Hi, I met an out-of-memory error when I use closure in my new optimizer, which needs the value of the loss f(x) to update the parameters x in each iteration. The scheme is like
g(x) = f’(x)/f(x)
x = x - a*g(x)
So I define a closure function before optimizer.step
def closure():
optimizer.zero_grad()
outputs = net(inputs)
loss = criterion(outputs, targets)
loss.backward()
return loss, outputs
loss, outputs = optimizer.step(closure)
It works fine when I apply this optimizer to train a CNN model for MNIST. However, when I use this optimizer to train ResNet34 for cifar10, even on an HPC cluster, the program will be killed after a few iterations because of an out-of-memory error.

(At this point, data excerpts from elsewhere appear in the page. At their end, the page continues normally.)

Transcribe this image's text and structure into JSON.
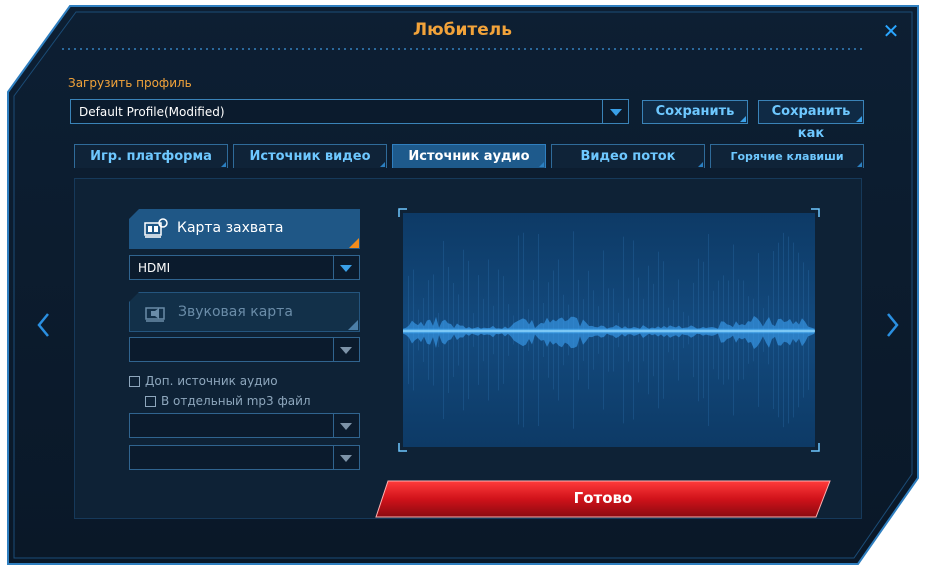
{
  "window": {
    "title": "Любитель",
    "close_icon": "close-icon"
  },
  "profile": {
    "load_label": "Загрузить профиль",
    "selected": "Default Profile(Modified)",
    "save_label": "Сохранить",
    "save_as_label": "Сохранить как"
  },
  "tabs": [
    {
      "label": "Игр. платформа",
      "active": false
    },
    {
      "label": "Источник видео",
      "active": false
    },
    {
      "label": "Источник аудио",
      "active": true
    },
    {
      "label": "Видео поток",
      "active": false
    },
    {
      "label": "Горячие клавиши",
      "active": false
    }
  ],
  "audio_source": {
    "capture_card_label": "Карта захвата",
    "capture_card_selected": "HDMI",
    "sound_card_label": "Звуковая карта",
    "sound_card_selected": "",
    "extra_source_label": "Доп. источник аудио",
    "separate_mp3_label": "В отдельный mp3 файл",
    "extra_select_1": "",
    "extra_select_2": ""
  },
  "done_label": "Готово",
  "colors": {
    "accent_orange": "#f2a33a",
    "accent_blue": "#3aa0e8",
    "done_red": "#d0121a",
    "panel_bg": "#0e2236"
  }
}
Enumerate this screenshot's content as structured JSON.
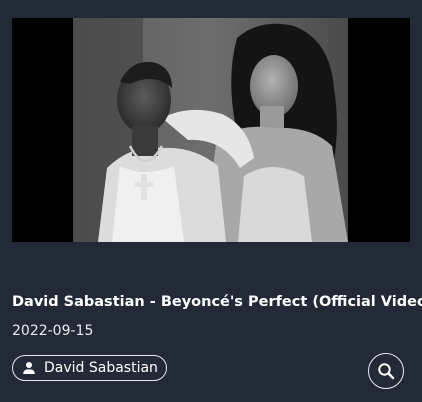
{
  "video": {
    "title": "David Sabastian - Beyoncé's Perfect (Official Video)",
    "date": "2022-09-15",
    "artist": "David Sabastian",
    "thumbnail_alt": "David Sabastian - Beyoncé's Perfect (Official Video) thumbnail"
  },
  "icons": {
    "artist": "person-icon",
    "search": "search-icon"
  },
  "colors": {
    "background": "#222a37",
    "text": "#ffffff",
    "outline": "#e6e8ec"
  }
}
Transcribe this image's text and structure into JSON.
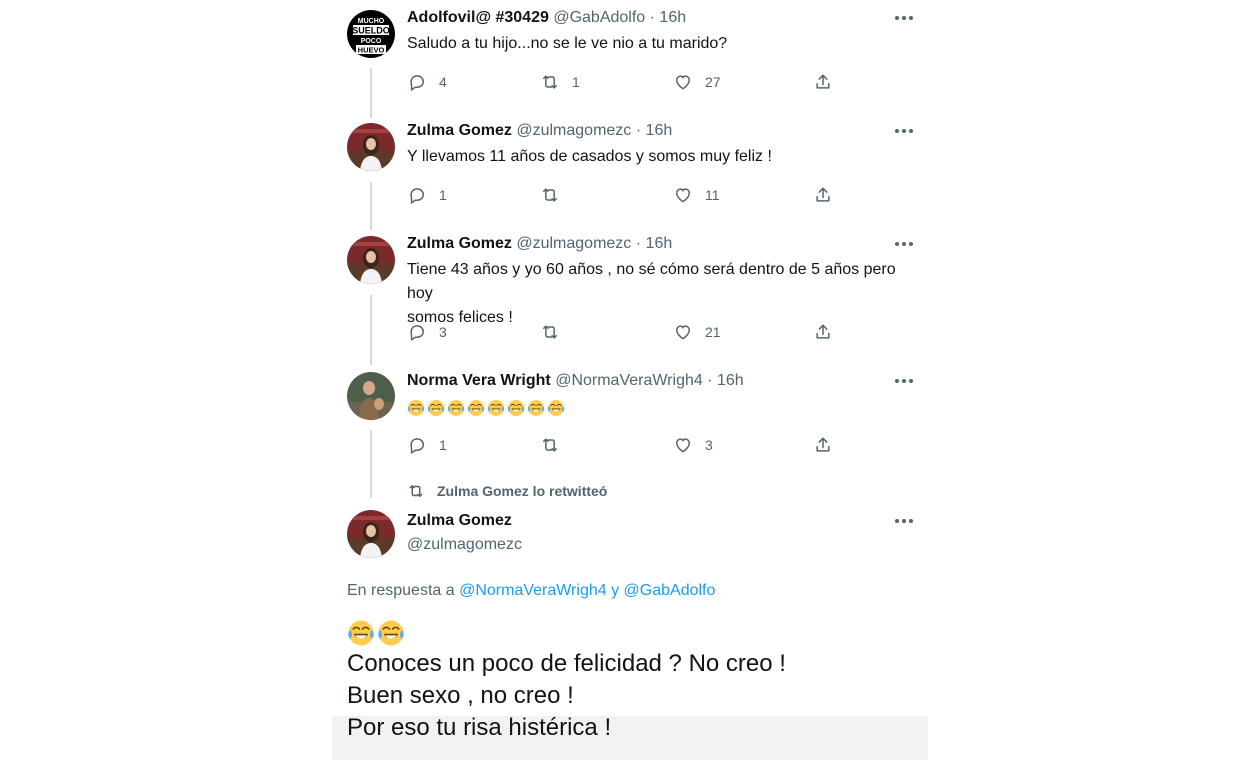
{
  "tweets": [
    {
      "name": "Adolfovil@ #30429",
      "handle": "@GabAdolfo",
      "time": "16h",
      "text": "Saludo a tu hijo...no se le ve nio a tu marido?",
      "avatar_text": [
        "MUCHO",
        "SUELDO",
        "POCO",
        "HUEVO"
      ],
      "replies": "4",
      "retweets": "1",
      "likes": "27"
    },
    {
      "name": "Zulma Gomez",
      "handle": "@zulmagomezc",
      "time": "16h",
      "text": "Y llevamos 11 años de casados y somos muy feliz !",
      "replies": "1",
      "retweets": "",
      "likes": "11"
    },
    {
      "name": "Zulma Gomez",
      "handle": "@zulmagomezc",
      "time": "16h",
      "text_lines": [
        "Tiene 43 años y yo 60 años , no sé cómo será dentro de 5 años pero hoy",
        "somos felices !"
      ],
      "replies": "3",
      "retweets": "",
      "likes": "21"
    },
    {
      "name": "Norma Vera Wright",
      "handle": "@NormaVeraWrigh4",
      "time": "16h",
      "emoji": "face-with-tears-of-joy",
      "emoji_count": 8,
      "replies": "1",
      "retweets": "",
      "likes": "3"
    }
  ],
  "retweet_note": "Zulma Gomez lo retwitteó",
  "main_tweet": {
    "name": "Zulma Gomez",
    "handle": "@zulmagomezc",
    "reply_prefix": "En respuesta a",
    "reply_user_1": "@NormaVeraWrigh4",
    "reply_joiner": "y",
    "reply_user_2": "@GabAdolfo",
    "emoji_count": 2,
    "lines": [
      "Conoces un poco de felicidad ? No creo !",
      "Buen sexo , no creo !",
      "Por eso tu risa histérica !"
    ]
  },
  "separator": "·",
  "colors": {
    "text": "#0f1419",
    "secondary": "#536471",
    "link": "#1d9bf0",
    "thread_line": "#cfd9de"
  }
}
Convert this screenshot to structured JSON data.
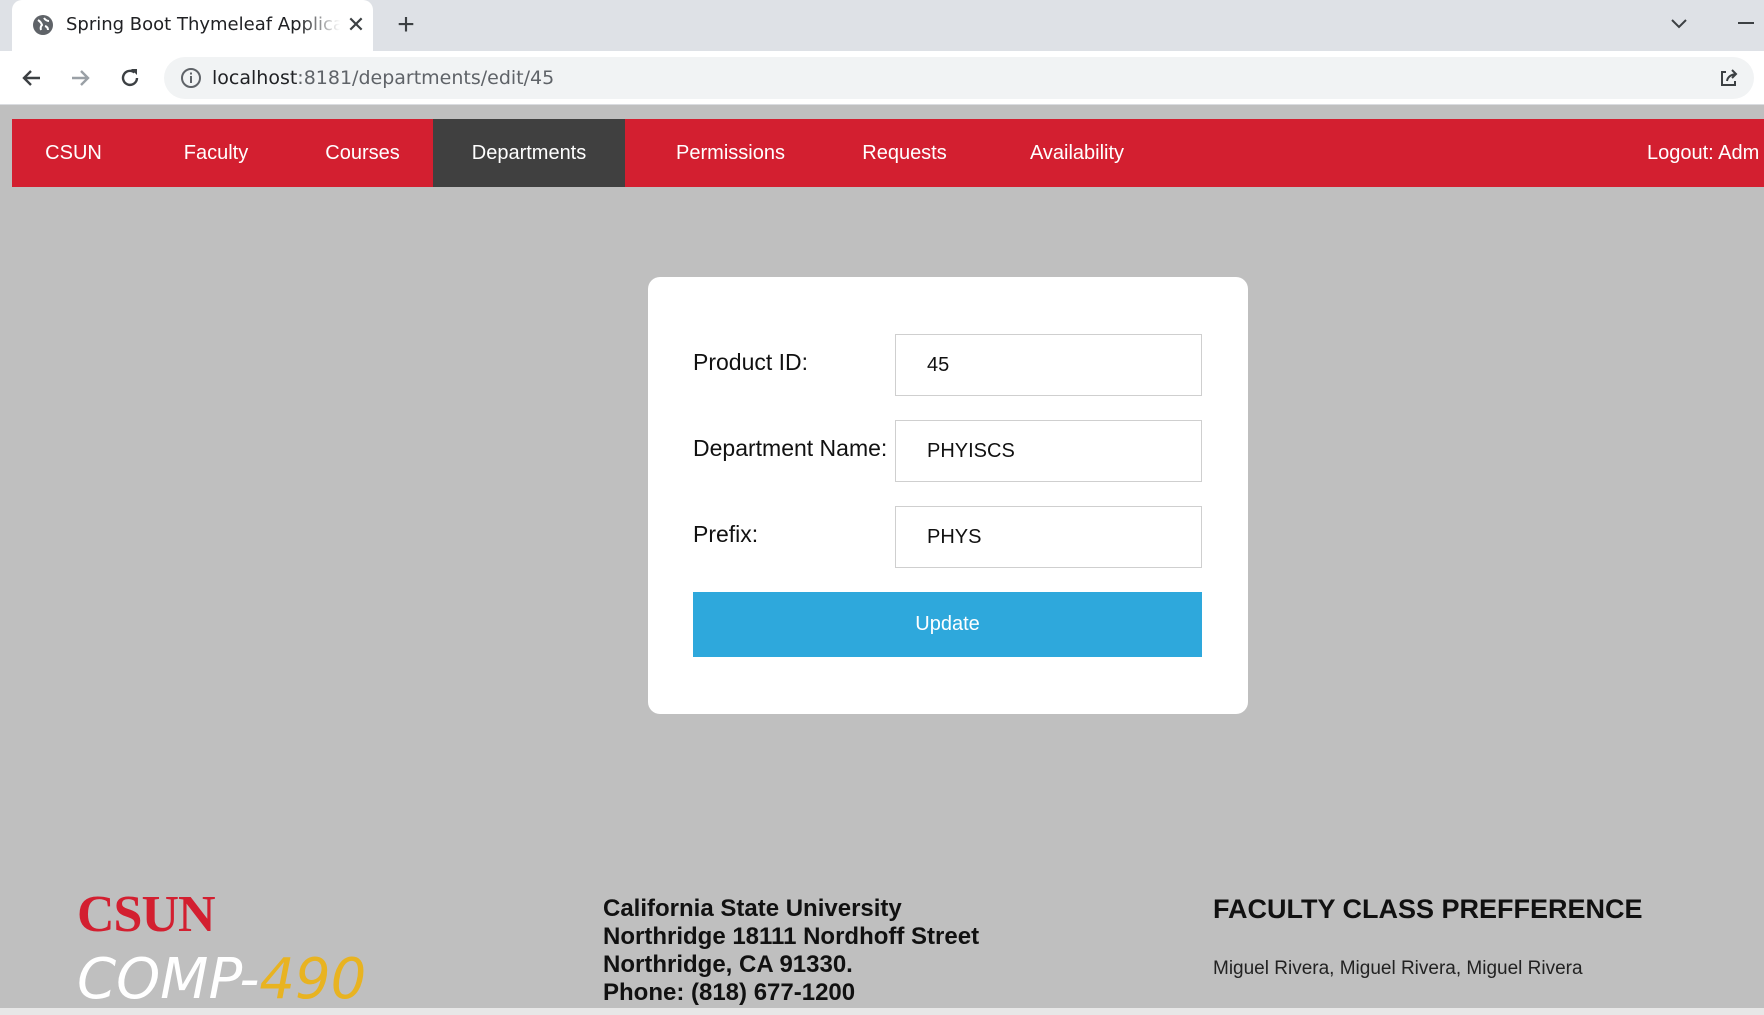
{
  "browser": {
    "tab_title": "Spring Boot Thymeleaf Application",
    "url_host": "localhost",
    "url_rest": ":8181/departments/edit/45",
    "icons": [
      "globe-icon",
      "close-icon",
      "plus-icon",
      "chevron-down-icon",
      "minimize-icon",
      "back-arrow-icon",
      "forward-arrow-icon",
      "reload-icon",
      "info-icon",
      "share-icon"
    ]
  },
  "nav": {
    "items": [
      {
        "label": "CSUN"
      },
      {
        "label": "Faculty"
      },
      {
        "label": "Courses"
      },
      {
        "label": "Departments",
        "active": true
      },
      {
        "label": "Permissions"
      },
      {
        "label": "Requests"
      },
      {
        "label": "Availability"
      }
    ],
    "logout": "Logout: Adm"
  },
  "form": {
    "id_label": "Product ID:",
    "id_value": "45",
    "name_label": "Department Name:",
    "name_value": "PHYISCS",
    "prefix_label": "Prefix:",
    "prefix_value": "PHYS",
    "submit": "Update"
  },
  "footer": {
    "logo": "CSUN",
    "course_prefix": "COMP-",
    "course_number": "490",
    "address": [
      "California State University",
      "Northridge 18111 Nordhoff Street",
      "Northridge, CA 91330.",
      "Phone: (818) 677-1200"
    ],
    "project_title": "FACULTY CLASS PREFFERENCE",
    "authors": "Miguel Rivera, Miguel Rivera, Miguel Rivera"
  },
  "colors": {
    "nav_red": "#d31f30",
    "nav_active": "#404040",
    "page_bg": "#bfbfbf",
    "button_blue": "#2ea8dc",
    "course_gold": "#e8b321"
  }
}
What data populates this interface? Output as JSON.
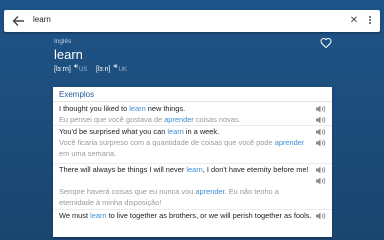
{
  "search": {
    "query": "learn"
  },
  "entry": {
    "language": "Inglês",
    "word": "learn",
    "pronunciations": [
      {
        "ipa": "[lɜːrn]",
        "region": "US"
      },
      {
        "ipa": "[lɜːn]",
        "region": "UK"
      }
    ]
  },
  "examples": {
    "title": "Exemplos",
    "items": [
      {
        "en": [
          {
            "t": "I thought you liked to "
          },
          {
            "t": "learn",
            "h": true
          },
          {
            "t": " new things."
          }
        ],
        "pt": [
          {
            "t": "Eu pensei que você gostava de "
          },
          {
            "t": "aprender",
            "h": true
          },
          {
            "t": " coisas novas."
          }
        ]
      },
      {
        "en": [
          {
            "t": "You'd be surprised what you can "
          },
          {
            "t": "learn",
            "h": true
          },
          {
            "t": " in a week."
          }
        ],
        "pt": [
          {
            "t": "Você ficaria surpreso com a quantidade de coisas que você pode "
          },
          {
            "t": "aprender",
            "h": true
          },
          {
            "t": " em uma semana."
          }
        ]
      },
      {
        "en": [
          {
            "t": "There will always be things I will never "
          },
          {
            "t": "learn",
            "h": true
          },
          {
            "t": ", I don't have eternity before me!"
          }
        ],
        "pt": [
          {
            "t": "Sempre haverá coisas que eu nunca vou "
          },
          {
            "t": "aprender",
            "h": true
          },
          {
            "t": ". Eu não tenho a eternidade à minha disposição!"
          }
        ]
      },
      {
        "en": [
          {
            "t": "We must "
          },
          {
            "t": "learn",
            "h": true
          },
          {
            "t": " to live together as brothers, or we will perish together as fools."
          }
        ],
        "pt": []
      }
    ]
  },
  "colors": {
    "header": "#1e5488",
    "highlight": "#3d8fd6",
    "accent": "#1c5a96"
  }
}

I think the memory of the compute node (128G) is large enough, and it works fine when I change the optimizer to torch.optim.SGD, with the same other settings. The corresponding code for SGD is:
optimizer.zero_grad()
outputs = net(inputs)
loss = criterion(outputs, targets)
loss.backward()
optimizer.step()
So the only difference I can notice is the use of closure function in the new optimizer.
I have two questions:
- Did I use the closure function correctly? So far this new optimizer works fine for some smaller data like MNIST, but since closure is rarely used in optimizers, and there are not many examples, so I am not so sure if I used the closure correctly.
- Is the out-of-memory error caused by the use of closure function? It’s not clear for me how the closure and optimizer.step work in PyTorch so I have no idea where this out-of-memory error comes from.
Any help is highly appreciated! Thanks!